Doch es gibt auch Hoffnung in Coronazeiten: Einige staatliche Institutionen dienen weiter beiden Seiten des Landes. Das Gesundheitsministerium und vor allem dessen für die Pandemie zuständiges Zentrum für Krankheitskontrolle ist immer noch eine gemeinsame Institution beider Regierungen in Libyen. „Dort werden die Tests in beiden Teilen des Landes koordiniert. Dort kooperieren die medizinischen Kollegen im West- und im Ostteil“, schildert Garofalo. „Das Gesundheitsministerium könnte eine wichtige Rolle spielen, das Land später wieder zusammenzubringen“, hofft er.
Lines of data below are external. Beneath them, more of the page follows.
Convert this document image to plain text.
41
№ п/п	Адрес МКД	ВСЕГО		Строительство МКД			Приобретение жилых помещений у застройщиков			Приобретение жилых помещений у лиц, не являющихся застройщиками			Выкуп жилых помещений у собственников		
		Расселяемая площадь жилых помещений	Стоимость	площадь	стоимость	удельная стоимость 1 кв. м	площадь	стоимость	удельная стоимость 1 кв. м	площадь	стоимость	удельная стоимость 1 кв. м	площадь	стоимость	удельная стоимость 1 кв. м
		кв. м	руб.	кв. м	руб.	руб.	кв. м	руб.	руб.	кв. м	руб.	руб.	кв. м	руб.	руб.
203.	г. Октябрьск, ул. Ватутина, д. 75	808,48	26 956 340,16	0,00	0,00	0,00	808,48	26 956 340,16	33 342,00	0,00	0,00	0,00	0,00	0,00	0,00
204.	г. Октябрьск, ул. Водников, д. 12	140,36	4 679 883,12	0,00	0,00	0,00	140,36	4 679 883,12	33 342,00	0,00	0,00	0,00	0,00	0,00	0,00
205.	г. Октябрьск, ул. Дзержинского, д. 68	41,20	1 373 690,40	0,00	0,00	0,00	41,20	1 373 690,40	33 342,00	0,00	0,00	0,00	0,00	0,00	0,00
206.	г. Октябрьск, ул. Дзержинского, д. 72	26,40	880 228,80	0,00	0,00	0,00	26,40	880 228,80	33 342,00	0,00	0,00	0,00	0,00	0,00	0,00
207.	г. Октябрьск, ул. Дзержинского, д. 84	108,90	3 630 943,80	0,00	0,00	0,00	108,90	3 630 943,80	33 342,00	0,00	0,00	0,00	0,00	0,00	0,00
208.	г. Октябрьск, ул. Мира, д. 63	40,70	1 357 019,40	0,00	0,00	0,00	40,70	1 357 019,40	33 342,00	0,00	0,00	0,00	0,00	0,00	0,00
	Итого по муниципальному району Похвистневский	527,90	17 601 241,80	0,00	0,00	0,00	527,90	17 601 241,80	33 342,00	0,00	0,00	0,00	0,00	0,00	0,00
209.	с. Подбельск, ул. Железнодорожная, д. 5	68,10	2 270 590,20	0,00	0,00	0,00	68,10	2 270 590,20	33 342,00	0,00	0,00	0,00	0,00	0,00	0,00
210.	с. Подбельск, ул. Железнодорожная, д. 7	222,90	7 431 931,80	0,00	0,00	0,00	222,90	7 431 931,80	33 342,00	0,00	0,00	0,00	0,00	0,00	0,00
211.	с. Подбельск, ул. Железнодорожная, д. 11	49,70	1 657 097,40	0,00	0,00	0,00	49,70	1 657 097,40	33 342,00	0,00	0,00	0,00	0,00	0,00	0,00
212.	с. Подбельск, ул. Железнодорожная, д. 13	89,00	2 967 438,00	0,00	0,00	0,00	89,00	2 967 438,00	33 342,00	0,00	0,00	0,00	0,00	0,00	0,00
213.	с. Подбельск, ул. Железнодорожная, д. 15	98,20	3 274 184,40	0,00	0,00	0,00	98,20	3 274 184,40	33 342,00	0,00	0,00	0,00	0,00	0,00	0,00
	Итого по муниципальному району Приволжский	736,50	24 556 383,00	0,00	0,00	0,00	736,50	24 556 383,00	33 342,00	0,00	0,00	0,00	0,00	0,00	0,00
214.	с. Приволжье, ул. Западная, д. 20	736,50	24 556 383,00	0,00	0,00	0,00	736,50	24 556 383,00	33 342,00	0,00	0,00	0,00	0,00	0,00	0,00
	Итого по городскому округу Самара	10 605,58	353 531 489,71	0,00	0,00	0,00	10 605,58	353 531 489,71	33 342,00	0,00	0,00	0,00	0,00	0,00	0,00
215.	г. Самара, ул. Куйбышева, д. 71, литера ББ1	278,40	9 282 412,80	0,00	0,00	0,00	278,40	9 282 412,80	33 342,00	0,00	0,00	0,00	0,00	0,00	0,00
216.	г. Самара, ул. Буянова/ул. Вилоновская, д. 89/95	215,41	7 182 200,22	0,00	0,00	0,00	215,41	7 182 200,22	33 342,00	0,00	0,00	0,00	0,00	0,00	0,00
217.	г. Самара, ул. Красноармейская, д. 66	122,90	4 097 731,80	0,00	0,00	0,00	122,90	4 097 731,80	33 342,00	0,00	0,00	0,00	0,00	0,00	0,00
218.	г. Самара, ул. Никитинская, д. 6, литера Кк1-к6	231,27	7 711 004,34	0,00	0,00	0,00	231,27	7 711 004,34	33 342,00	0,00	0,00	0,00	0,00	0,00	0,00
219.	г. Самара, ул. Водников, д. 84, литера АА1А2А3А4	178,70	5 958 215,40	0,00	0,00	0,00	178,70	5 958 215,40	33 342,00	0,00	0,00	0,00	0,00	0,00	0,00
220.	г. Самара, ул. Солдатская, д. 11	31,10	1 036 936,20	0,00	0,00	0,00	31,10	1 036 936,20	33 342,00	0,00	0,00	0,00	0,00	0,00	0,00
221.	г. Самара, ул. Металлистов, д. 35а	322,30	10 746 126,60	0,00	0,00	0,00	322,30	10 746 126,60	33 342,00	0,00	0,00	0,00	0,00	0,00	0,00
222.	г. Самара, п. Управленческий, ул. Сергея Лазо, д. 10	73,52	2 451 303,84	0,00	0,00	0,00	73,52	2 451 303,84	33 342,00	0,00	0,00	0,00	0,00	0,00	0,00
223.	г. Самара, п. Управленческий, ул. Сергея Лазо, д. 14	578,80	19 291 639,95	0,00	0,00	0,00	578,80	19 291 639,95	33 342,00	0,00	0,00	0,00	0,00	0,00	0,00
Vielleicht ist es dieses Paradox, mit dem man die Lage in Libyen am besten beschreiben kann. Es gibt immer noch staatliche Institutionen mit Technokraten und Beamten, die allen Seiten Dienste leisten und das Virus einzudämmen suchen, während Milizionäre aus Angst vor dem Virus zwar Gesichtsmasken tragen, sich gleichzeitig aber gegenseitig nach dem Leben trachten.